Shillue: Good question, because I have … It’s two things, because there’s the two issues. For Libertarians, you’ve got the statist issues, right? And then you’ve got the moral issues. I’m a bit of a moralist, because I’m Catholic, so a lot of times I’m still Libertarian in the economic world, and also in the government world, because I grew up Catholic, but also there’s a lot of the Catholics, like my dad, have part of their Catholicism is a kind of … There’s an anti-government spin to it, you know what I mean? Because they get there. They’re like, “Listen, I got mine. Don’t tell me … I don’t need you to tell me how to order my life. I’ve got my life here.” You know what I mean? That’s why I always … From the perspective of someone who’s skeptical about the government, I feel like you’re gonna look for your authority somewhere, right? I’d rather look to a higher power for our authority than government. That’s why I think the religious conservatives, or at least religious Catholics, anyway, like the kind of working class, Northeast Republican Catholic that I am, has an affinity with Libertarians in that way, right?

But then you have the statist issues, and the war on drugs kind of thing, and that’s where I tend to be very Libertarian, because, only because, I lived through seeing how badly it all worked. You know what I mean? You almost had me when I was … Because you know, when I was first starting doing standup, I would go perform for the D.A.R.E. people. You know, the drug resistance education people, and they’re all cops, and I love cops, and firemen, and I love law and order, because I grew up in a very ordered world. But then you look at the travesty that has been national law enforcement on so many things, right? And horrible … And what we’re living through today, with the national security, you know? I said it on Gutfeld the other night. I was like, “You know, all these idiots that keep getting caught giving away the secrets. The Manning, whatever. You know, Chelsea Manning, and they’re all a bunch of jerks and idiots, and you think to yourself, ‘How did they get clearance?'” Well, maybe because it’s too big. Maybe they need too many people, and they can’t screen these people because it’s so massive, you know?

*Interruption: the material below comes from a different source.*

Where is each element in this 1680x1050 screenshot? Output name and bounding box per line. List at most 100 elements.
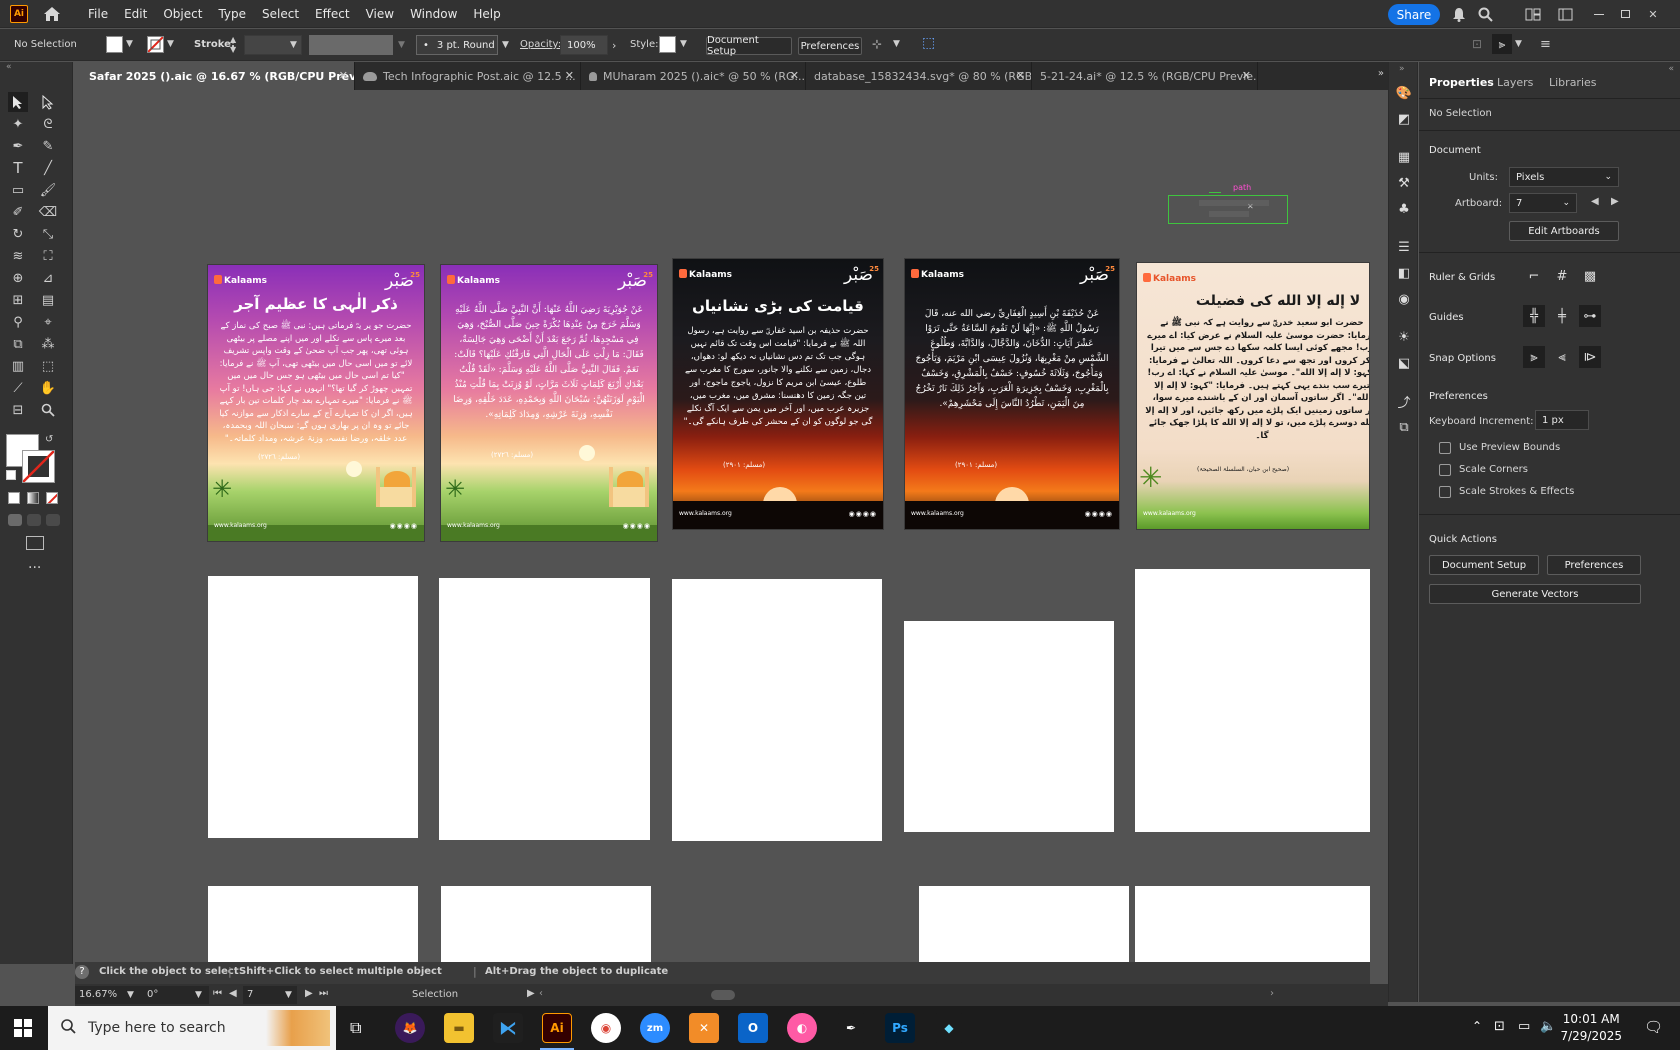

A lot of people, they try to act like Libertarianism is this kind of like line between liberalism and conservatism, but I don’t think it’s that way. That’s not the way I see it. I see those two big issues, the statism issues … Is that what I’m saying is right? Statist?

Gillespie: Yeah, I think so.

Shillue: It’s like the big government thing.

Gillespie: The political issues, or, “How should government work? How should politics work?” Yup.

Shillue: Yes. And it’s like, I’m sufficiently anti-government to join with the Libertarians, you know? But then …

Gillespie: On personal issues, you’re much more morally conservative. You don’t like sex out of wedlock. You don’t like using drugs, even if you don’t think they should be illegal, things like that. Well, we can work with that, Tom, and maybe over the next couple of sessions, we’ll be able to put you in a Libertarian sports car. I hope so.

Shillue: Exactly.

Gillespie: I want to thank Tom Shillue. He’s the former host of the late, lamented Fox News show Red Eye, and he’s a regular host, and look for him on Fox Radio in the evenings, six to nine PM especially, and all over the network. And we’ve been talking to him specifically about his excellent new book, Mean Dads for a Better America: The Generous Rewards of an Old-Fashioned Childhood. I highly recommend reading it. Tom Shillue, thanks so much.

Shillue: Thank you so much, Nick. We’ll see you soon.